Because he wrote so little, the common way to access Boyd is through cyphers. The many close friends and associates who preserve Boyd’s memory – such as GI Wilson, Chuck Spinney, and Chet Richards – speak of his towering brilliance and idiosyncrasies. Until recently - and much to the credit of Major Brown - there was scant primary source material available on Boyd. Besides his limited papers, Boyd’s ideas are usually interpreted for us because he didn't make it easy to understand his ideas. As a result, we often get the simplified OODA Loop and vapid affirmations that whatever Boyd said must be right. Just like the Lindians rely on the “if only” phrase, Boydian’s employ a “because Boyd” qualifier.


If there's to be a revival of maneuver warfare, I suspect it will come via the Boydian branch. His ideas are appealing, in part, because of how impenetrable they seem. Some people stand in awe of what they must work to understand; others seek shortcuts. Which raises the questions: Do we understand Boyd, or has the Marine Corps succumbed to shortcuts? It remains to be seen if, given the evidence of the past twenty years, we failed to translate Boyd’s concepts into practice or if his concepts cannot be practiced at the scale required.

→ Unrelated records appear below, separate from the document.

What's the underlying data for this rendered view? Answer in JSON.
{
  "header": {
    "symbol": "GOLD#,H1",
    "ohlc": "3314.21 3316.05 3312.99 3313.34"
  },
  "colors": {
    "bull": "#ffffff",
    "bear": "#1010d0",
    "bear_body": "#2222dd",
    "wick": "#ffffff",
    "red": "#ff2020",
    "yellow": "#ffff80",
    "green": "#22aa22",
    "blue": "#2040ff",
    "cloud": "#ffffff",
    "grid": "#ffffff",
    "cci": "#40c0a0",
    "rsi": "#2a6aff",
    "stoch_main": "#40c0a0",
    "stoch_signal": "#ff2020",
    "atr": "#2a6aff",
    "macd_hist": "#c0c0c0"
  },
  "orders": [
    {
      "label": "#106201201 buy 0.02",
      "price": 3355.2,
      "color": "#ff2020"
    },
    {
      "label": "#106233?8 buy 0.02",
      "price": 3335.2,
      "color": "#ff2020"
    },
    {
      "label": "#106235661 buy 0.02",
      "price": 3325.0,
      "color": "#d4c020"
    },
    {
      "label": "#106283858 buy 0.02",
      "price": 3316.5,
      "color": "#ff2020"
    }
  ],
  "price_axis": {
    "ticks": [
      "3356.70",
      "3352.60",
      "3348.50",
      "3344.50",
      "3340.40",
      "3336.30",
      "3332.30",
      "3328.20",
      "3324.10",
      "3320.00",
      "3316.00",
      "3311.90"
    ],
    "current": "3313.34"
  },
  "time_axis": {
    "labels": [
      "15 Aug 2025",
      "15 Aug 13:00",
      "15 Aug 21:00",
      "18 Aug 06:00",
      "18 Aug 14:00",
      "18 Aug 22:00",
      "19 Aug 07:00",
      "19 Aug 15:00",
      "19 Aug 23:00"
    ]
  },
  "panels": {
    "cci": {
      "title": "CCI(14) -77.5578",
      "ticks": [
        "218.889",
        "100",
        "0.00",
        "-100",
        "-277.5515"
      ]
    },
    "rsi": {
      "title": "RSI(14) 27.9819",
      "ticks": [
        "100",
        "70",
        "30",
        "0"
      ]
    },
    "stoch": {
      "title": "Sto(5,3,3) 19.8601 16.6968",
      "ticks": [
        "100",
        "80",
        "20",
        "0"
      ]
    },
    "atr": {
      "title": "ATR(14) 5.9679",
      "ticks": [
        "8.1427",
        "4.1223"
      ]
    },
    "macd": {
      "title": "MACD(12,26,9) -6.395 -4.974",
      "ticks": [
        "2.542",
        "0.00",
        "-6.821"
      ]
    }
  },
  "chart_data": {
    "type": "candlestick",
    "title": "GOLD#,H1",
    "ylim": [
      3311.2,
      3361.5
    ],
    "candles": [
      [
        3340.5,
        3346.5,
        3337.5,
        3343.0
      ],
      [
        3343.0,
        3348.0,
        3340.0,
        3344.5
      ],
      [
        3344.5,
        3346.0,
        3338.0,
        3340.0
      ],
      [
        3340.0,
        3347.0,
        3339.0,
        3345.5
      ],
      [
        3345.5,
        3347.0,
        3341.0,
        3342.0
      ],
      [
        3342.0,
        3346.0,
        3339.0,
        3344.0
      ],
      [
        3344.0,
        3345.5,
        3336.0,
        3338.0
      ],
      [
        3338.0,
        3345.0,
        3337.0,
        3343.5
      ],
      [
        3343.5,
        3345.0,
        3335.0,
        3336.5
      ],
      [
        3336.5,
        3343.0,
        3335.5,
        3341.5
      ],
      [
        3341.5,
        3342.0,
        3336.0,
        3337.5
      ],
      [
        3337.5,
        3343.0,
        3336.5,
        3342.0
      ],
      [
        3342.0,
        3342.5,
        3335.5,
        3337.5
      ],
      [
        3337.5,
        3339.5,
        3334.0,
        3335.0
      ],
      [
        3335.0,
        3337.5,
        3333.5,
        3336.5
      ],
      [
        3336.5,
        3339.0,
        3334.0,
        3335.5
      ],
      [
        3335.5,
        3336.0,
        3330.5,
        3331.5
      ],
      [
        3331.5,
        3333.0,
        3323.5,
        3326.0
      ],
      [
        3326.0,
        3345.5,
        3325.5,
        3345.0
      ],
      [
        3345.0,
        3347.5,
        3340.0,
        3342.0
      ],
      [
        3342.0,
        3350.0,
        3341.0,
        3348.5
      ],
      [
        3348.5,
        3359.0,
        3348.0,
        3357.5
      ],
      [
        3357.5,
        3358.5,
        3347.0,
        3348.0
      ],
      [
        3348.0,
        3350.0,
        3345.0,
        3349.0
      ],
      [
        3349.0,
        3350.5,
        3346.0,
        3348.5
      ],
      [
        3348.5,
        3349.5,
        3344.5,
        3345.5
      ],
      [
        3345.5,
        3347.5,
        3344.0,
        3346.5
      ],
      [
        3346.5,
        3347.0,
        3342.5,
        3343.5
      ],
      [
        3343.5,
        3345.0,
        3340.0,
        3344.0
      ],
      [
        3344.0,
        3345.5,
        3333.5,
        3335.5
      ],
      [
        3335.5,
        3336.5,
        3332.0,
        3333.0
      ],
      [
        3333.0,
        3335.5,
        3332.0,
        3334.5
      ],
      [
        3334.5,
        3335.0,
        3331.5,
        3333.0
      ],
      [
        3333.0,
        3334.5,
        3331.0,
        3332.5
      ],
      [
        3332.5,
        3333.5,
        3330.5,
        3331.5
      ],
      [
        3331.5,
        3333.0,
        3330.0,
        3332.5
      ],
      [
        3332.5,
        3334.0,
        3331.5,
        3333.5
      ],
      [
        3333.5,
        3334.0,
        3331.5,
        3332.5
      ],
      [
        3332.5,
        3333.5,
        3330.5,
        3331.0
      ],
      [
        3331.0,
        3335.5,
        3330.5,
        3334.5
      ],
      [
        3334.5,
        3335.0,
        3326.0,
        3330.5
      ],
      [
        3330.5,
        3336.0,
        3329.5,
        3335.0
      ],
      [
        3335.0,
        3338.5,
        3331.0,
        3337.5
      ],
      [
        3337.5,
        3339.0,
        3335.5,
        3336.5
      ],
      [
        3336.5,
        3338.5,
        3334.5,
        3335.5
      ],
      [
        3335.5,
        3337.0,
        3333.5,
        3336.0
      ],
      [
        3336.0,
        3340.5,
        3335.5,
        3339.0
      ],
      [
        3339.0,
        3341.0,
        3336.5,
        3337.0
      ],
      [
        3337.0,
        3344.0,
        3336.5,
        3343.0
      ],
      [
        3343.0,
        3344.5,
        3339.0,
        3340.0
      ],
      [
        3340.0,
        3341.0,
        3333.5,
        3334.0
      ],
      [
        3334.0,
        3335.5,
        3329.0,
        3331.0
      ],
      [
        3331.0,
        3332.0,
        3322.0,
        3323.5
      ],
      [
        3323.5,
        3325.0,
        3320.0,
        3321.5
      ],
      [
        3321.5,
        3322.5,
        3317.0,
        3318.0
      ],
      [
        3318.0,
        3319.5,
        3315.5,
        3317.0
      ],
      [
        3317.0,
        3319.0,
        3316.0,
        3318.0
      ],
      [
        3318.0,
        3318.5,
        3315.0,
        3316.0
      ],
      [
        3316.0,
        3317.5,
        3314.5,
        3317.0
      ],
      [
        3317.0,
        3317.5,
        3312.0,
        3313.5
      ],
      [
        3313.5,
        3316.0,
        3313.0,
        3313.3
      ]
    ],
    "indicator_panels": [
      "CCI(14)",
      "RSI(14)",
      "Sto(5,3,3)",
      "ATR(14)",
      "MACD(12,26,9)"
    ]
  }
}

Whether from the Lindian or Boydian strands (or unmentioned others), maneuver warfare - beyond anything else - is a provocation; an invitation to know. It provides a roadmap for learning while incentivizing application. Even if maneuver warfare continues to fade into irrelevance, it's epistemological rocket fuel for the curious professional. Gather enough true believers capable of convincing others on the merits of the ideas, and a movement is born. Well-timed and well-placed movements may lead to change. This is the roadmap for reform.